Into this mix comes the young unknown Leonard Cohen, who meets the beautiful Marianne (remember the song ‘So long Marianne’) wife to very volatile and philandering Axel Jensen. It is love at first sight and a passionate affair engulfs them.
Affairs, drinking, debating and massive creativity are part of this groups’ raison d’etre and Hodes writes with great tenderness of the life and stories that unfold as a military junta takes over Greece and the island life is destined to change. I so enjoyed this book and was taken back to the swinging 60s and the gravelly voice of Cohen.
Hodes gives the island life and you are walking the paths, smelling the flowers, sensing the seasons and eating the food as you read. She paints a picture of a life long gone, when celebrities such as Onassis and Jackie Kennedy visited and enjoyed the bohemian artist’s colony that flourished there.

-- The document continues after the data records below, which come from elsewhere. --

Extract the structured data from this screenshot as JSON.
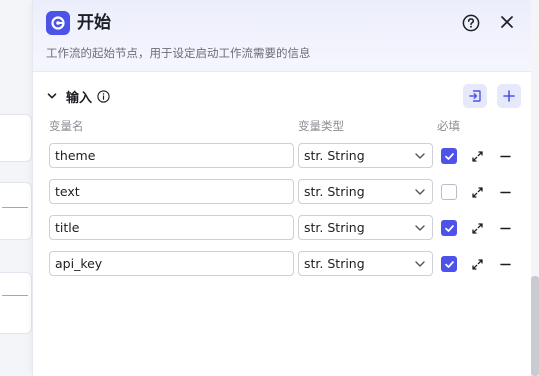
{
  "panel": {
    "title": "开始",
    "description": "工作流的起始节点，用于设定启动工作流需要的信息",
    "colors": {
      "accent": "#4d53e8",
      "header_bg": "#eceefc"
    }
  },
  "input_section": {
    "label": "输入",
    "columns": {
      "name": "变量名",
      "type": "变量类型",
      "required": "必填"
    },
    "rows": [
      {
        "name": "theme",
        "type": "str. String",
        "required": true
      },
      {
        "name": "text",
        "type": "str. String",
        "required": false
      },
      {
        "name": "title",
        "type": "str. String",
        "required": true
      },
      {
        "name": "api_key",
        "type": "str. String",
        "required": true
      }
    ]
  },
  "icons": {
    "node": "start-node-icon",
    "help": "help-circle-icon",
    "close": "close-icon",
    "collapse": "chevron-down-icon",
    "info": "info-icon",
    "import": "import-icon",
    "add": "plus-icon",
    "expand": "expand-icon",
    "remove": "minus-icon"
  }
}
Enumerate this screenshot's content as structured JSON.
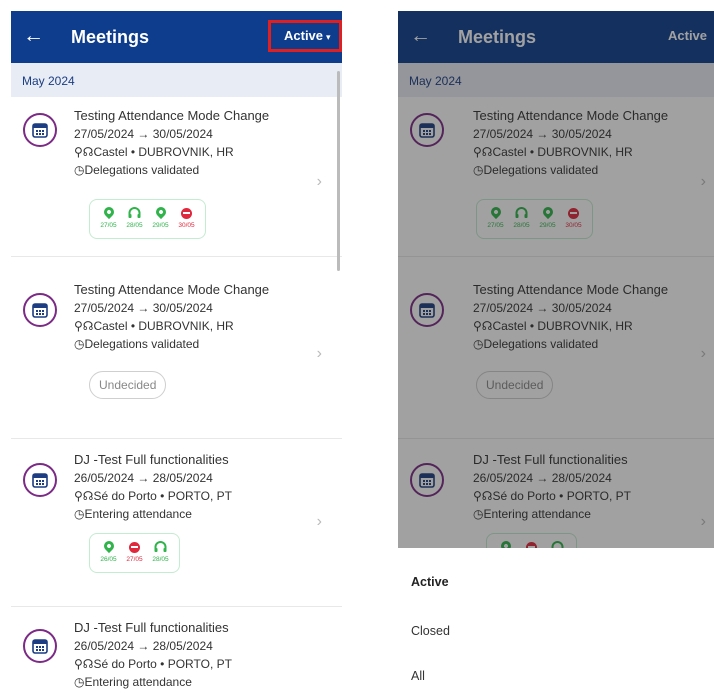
{
  "header": {
    "back_icon": "←",
    "title": "Meetings",
    "filter_label": "Active",
    "filter_caret": "▾"
  },
  "month_label": "May 2024",
  "meetings": [
    {
      "title": "Testing Attendance Mode Change",
      "dates": "27/05/2024 → 30/05/2024",
      "location": "Castel • DUBROVNIK, HR",
      "status": "Delegations validated",
      "attendance": [
        {
          "type": "location",
          "date": "27/05"
        },
        {
          "type": "headset",
          "date": "28/05"
        },
        {
          "type": "location",
          "date": "29/05"
        },
        {
          "type": "absent",
          "date": "30/05"
        }
      ]
    },
    {
      "title": "Testing Attendance Mode Change",
      "dates": "27/05/2024 → 30/05/2024",
      "location": "Castel • DUBROVNIK, HR",
      "status": "Delegations validated",
      "badge": "Undecided"
    },
    {
      "title": "DJ -Test Full functionalities",
      "dates": "26/05/2024 → 28/05/2024",
      "location": "Sé do Porto • PORTO, PT",
      "status": "Entering attendance",
      "attendance": [
        {
          "type": "location",
          "date": "26/05"
        },
        {
          "type": "absent",
          "date": "27/05"
        },
        {
          "type": "headset",
          "date": "28/05"
        }
      ]
    },
    {
      "title": "DJ -Test Full functionalities",
      "dates": "26/05/2024 → 28/05/2024",
      "location": "Sé do Porto • PORTO, PT",
      "status": "Entering attendance"
    }
  ],
  "filter_menu": {
    "options": [
      "Active",
      "Closed",
      "All"
    ],
    "selected": "Active"
  },
  "icons": {
    "location": "📍",
    "headset": "🎧",
    "clock": "◷",
    "chevron": "›"
  },
  "colors": {
    "header": "#0d3d8c",
    "accent_purple": "#7b2a85",
    "present": "#2fb34a",
    "absent": "#e0273b",
    "highlight": "#e02020"
  }
}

Cindy Moritz: JLF Co-director
I’m still reading Thomas Harding’s Legacy, a fascinating account of the family that escaped the pogroms in Europe and subsequently became known for establishing Lyon’s restaurants and corner houses, famous in Britain for over a century. Of course, the subject matter is dear to Harding as it is his own family about which he writes and the story of the Salmons and Glucksteins in tandem with some 175 years of British history makes for a hugely satisfying package. I knew nothing about the legendary tea houses before reading Legacy, but this could be a wonderful nostalgic trip for anyone who used to visit during that era. A long but engrossing read.
I’ve just finished reading Alice Hoffman’s The World That We Knew, and the acclaimed author did not disappoint. In this novel, Hoffman weaves the thread of magical realism into the gritty and harsh factual retelling of the experience of children during the Holocaust, and what they had to do to survive. Set in Berlin, Paris and the French countryside, we follow the story of young Lea whose mother sends her in 1941 from Berlin to the (relative) safety of Paris, along with a female golem who will be her protector. This was a riveting and often heart-breaking read, a heavy subject treated with a sensitive touch.
Vanessa Valkin: JLF Funding and Programming
I am listening to The House by the Lake by Thomas Harding who is attending our festival. It tells the story of a small lake house on the outskirts of Berlin that belonged to Harding’s grandmother’s family before World War II. With detailed research into the families that lived in the house through the decades, Harding writes a detailed history of Germany too. While not usually a fan of non-fiction, I have enjoyed this book a lot.
I am also reading Akin by Emma Donoghue, who is the author of bestselling book Room. Akin is about a New York professor Noah Selvaggio, a widower who is obliged at the last minute to bring his 11-year-old great-nephew, Michael, on a trip to his birth city of Nice for his 80th birthday. I have just started it but the difficult relationship of these two who have been forced together by circumstance is very gripping.